Yaku Pérez, the indigenous politician of the Kichwa Kañari people who two years ago disrupted the presidential elections in Ecuador By staying at the gates of the second round, he seeks revenge with his proposal “ecosocial”which he presents as an alternative to the right and the correísmo.
At the age of 54, Yaku Pérez (Cachipucara, 1969), a lawyer, teacher and staunch defender of water and nature, returned to the political arena as one of the best-known faces for the Ecuadorian electorate among the eight presidential candidates registered for these extraordinary general elections, called for Sunday, August 20.
With his leftist, environmentalist and humanist profile, Yaku exudes symbolism wherever he walks, and he runs for the left-wing alliance in these elections “Of course it can”, integrated among other parties by his own political movement, Somos Agua, created after his previous presidential candidacy.
And it is that water is the great flag of this candidate who in 2017 decided to change his name from Carlos to Yaku (water, in Kichwa). “From water we come, to water we become. Water is our future”says the candidate, currently a member of the International Tribunal for the Rights of Nature.
Gone was his previous 2021 candidacy with the Pachakutik movement, the political arm of the Confederation of Indigenous Nationalities of Ecuador (Conaie), the largest social organization in the country, of which he claims to have the support of its bases, although its leaders They have not expressed their support for him or other candidates.
His always peaceful and calm demeanor contrasts with the firmness with which he defends his convictions and his fierce opposition to extractive industries such as oil and mining, activities on which he promotes their accelerated abandonment, while he is open to foreign investment in other more sustainable sectors.
Yaku Pérez maintains that he was the victim of a “fraud” in the scrutiny of votes for the 2021 elections, in which a tight count gave the current president, the conservative Guillermo Lasso, the pass to the final ballot, who was measured in that second round with the correísta candidate Andrés Arauz.
Chacana, saxophone and bicycle
Hanging from his neck is a chacana (Andean cross), also called the constellation of the south, stars that represent the community and harmony with Pachamama (Mother Earth), and that for the candidate, mark the four directions of an eventual Government. theirs: security, economy, ecology and governability.

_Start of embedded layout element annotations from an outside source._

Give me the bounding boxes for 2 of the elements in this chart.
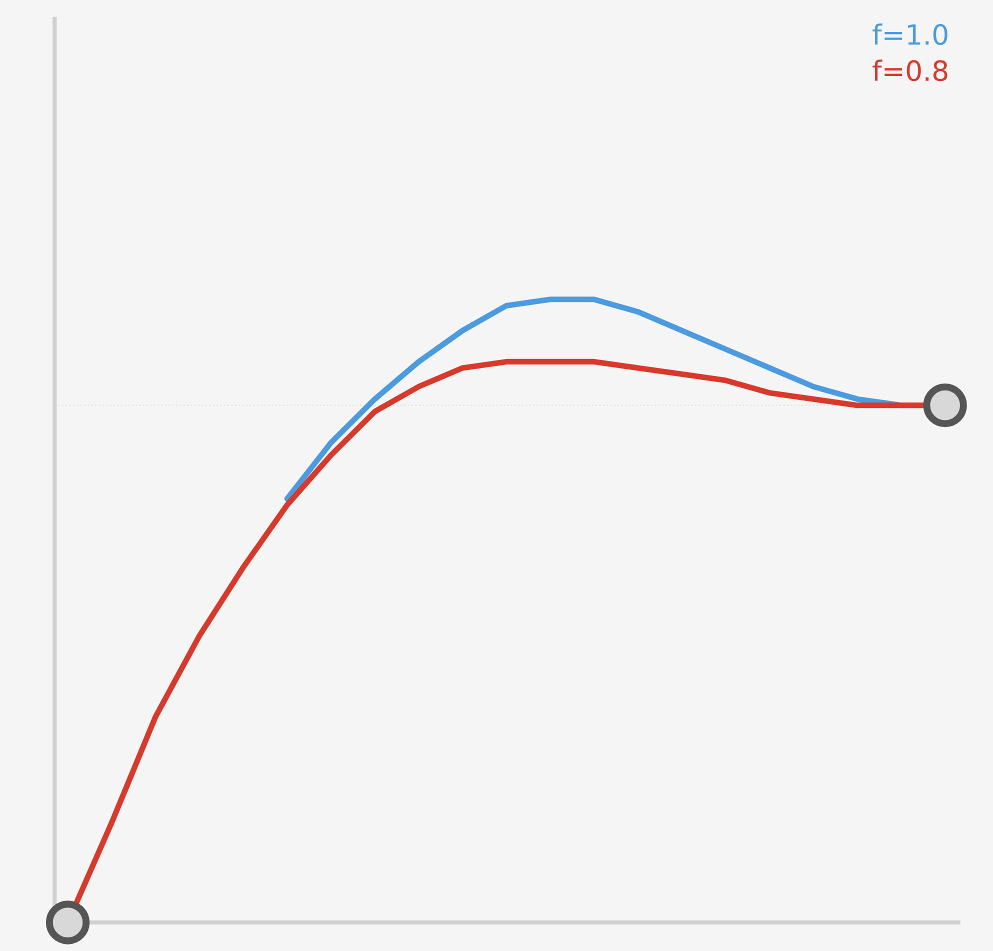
text: f=0.8 — [872, 60, 948, 82]
text: f=1.0 — [872, 24, 948, 46]
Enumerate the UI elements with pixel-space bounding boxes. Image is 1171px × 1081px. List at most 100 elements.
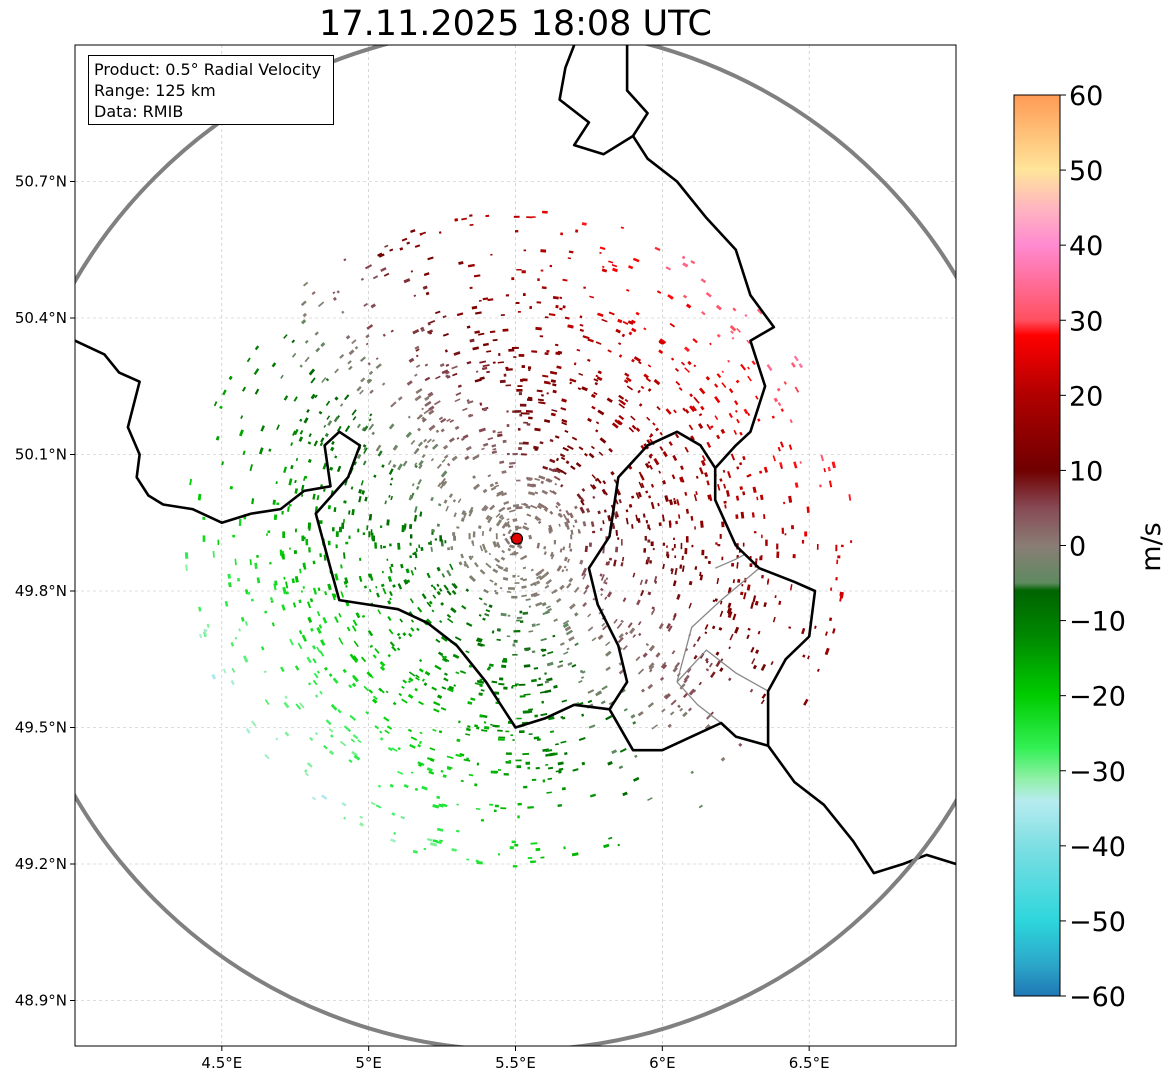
velocity-echo [442, 774, 447, 778]
velocity-echo [446, 375, 451, 379]
velocity-echo [544, 672, 547, 675]
velocity-echo [289, 638, 294, 646]
velocity-echo [469, 223, 474, 226]
velocity-echo [307, 682, 312, 686]
velocity-echo [690, 435, 695, 441]
velocity-echo [645, 642, 650, 647]
velocity-echo [318, 301, 325, 308]
velocity-echo [699, 574, 704, 581]
velocity-echo [455, 671, 460, 675]
velocity-echo [593, 378, 599, 382]
velocity-echo [496, 490, 504, 496]
velocity-echo [535, 326, 542, 331]
velocity-echo [637, 621, 642, 626]
velocity-echo [365, 334, 370, 339]
velocity-echo [517, 575, 520, 578]
velocity-echo [739, 486, 744, 490]
velocity-echo [831, 461, 836, 469]
velocity-echo [475, 370, 479, 373]
velocity-echo [579, 328, 584, 332]
velocity-echo [424, 376, 431, 382]
velocity-echo [632, 720, 637, 725]
velocity-echo [589, 793, 597, 798]
velocity-echo [682, 262, 689, 268]
velocity-echo [363, 302, 369, 307]
velocity-echo [603, 509, 607, 513]
velocity-echo [840, 544, 844, 548]
velocity-echo [408, 671, 416, 677]
velocity-echo [489, 504, 496, 511]
velocity-echo [522, 710, 530, 714]
velocity-echo [283, 576, 286, 580]
velocity-echo [595, 421, 600, 425]
velocity-echo [362, 425, 369, 432]
velocity-echo [497, 729, 503, 732]
velocity-echo [562, 622, 570, 629]
velocity-echo [704, 624, 709, 630]
velocity-echo [494, 591, 499, 595]
velocity-echo [608, 557, 613, 561]
velocity-echo [506, 368, 513, 371]
velocity-echo [533, 593, 540, 598]
velocity-echo [615, 328, 621, 334]
velocity-echo [746, 584, 751, 591]
velocity-echo [582, 573, 587, 580]
velocity-echo [502, 439, 507, 444]
velocity-echo [624, 372, 630, 378]
velocity-echo [514, 582, 520, 585]
velocity-echo [293, 428, 299, 436]
velocity-echo [545, 764, 549, 766]
velocity-echo [353, 461, 357, 466]
velocity-echo [541, 601, 547, 607]
velocity-echo [382, 545, 386, 549]
velocity-echo [416, 627, 420, 632]
velocity-echo [715, 651, 720, 656]
velocity-echo [538, 475, 546, 480]
velocity-echo [537, 278, 540, 282]
velocity-echo [574, 519, 578, 524]
velocity-echo [476, 860, 483, 865]
velocity-echo [488, 552, 492, 556]
velocity-echo [650, 541, 654, 547]
velocity-echo [206, 623, 210, 628]
velocity-echo [332, 296, 337, 301]
velocity-echo [389, 591, 393, 597]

In the beginning, he led several indigenous organizations, such as the Federation of Indigenous and Peasant Organizations of Azuay (FOA), from 2003 to 2012; the Confederation of the Kichwas Peoples of Ecuador (Ecuarunari), from 2013 to 2019; and the Andean Coordination of Indigenous Organizations (CAOI), from 2016 to 2019.
Saxophonist and lover of the bicycle, with which he tries to move everywhere, Yaku Pérez was several times arrested and imprisoned for “sabotage and terrorism to public services” and criminalized for protesting in defense of water and nature during the presidential decade of Rafael Correa (2007-2017).
After one of these protests, he was sentenced to one year in prison, a sentence that was appealed and that in second instance was reduced to eight days, for dealing with the defense of water with a “noble purpose”. In 2018, the Inter-American Commission on Human Rights (IACHR) granted him precautionary measures after he denounced threats against his life.
Leap in politics and indigenous marriage
His great step in politics was being elected in 2019 as prefect of the Andean province of Azuay, whose capital is Cuenca, where he was also a councilor between 1996 and 2000.
As prefect of Cuenca, he promoted the protests of October 2019 against the Government of President Lenín Moreno (2017-2021) for the elimination of fuel subsidies, although he later ended up making peace with the Executive.
A clear example of his commitment to defending indigenous rights is the world precedent he achieved when in 2022 the United Nations Committee for the Elimination of Racial Discrimination (CERD) recognized the legality of his ancestral marriage with the outspoken educator and journalist -Brazilian Manuela Picq, his second wife, after being widowed by Verónica Ceballos, with whom he had two daughters.
After a ten-year legal battle, the CERD ruling ordered the Ecuadorian State to register the marriage between Pérez and Picq, contracted in 2013 before the authority of the grandmothers of the Kichwa Kañari people, under the full moon and in the Quimsacocha lagoon, surrounded by a circle of flowers.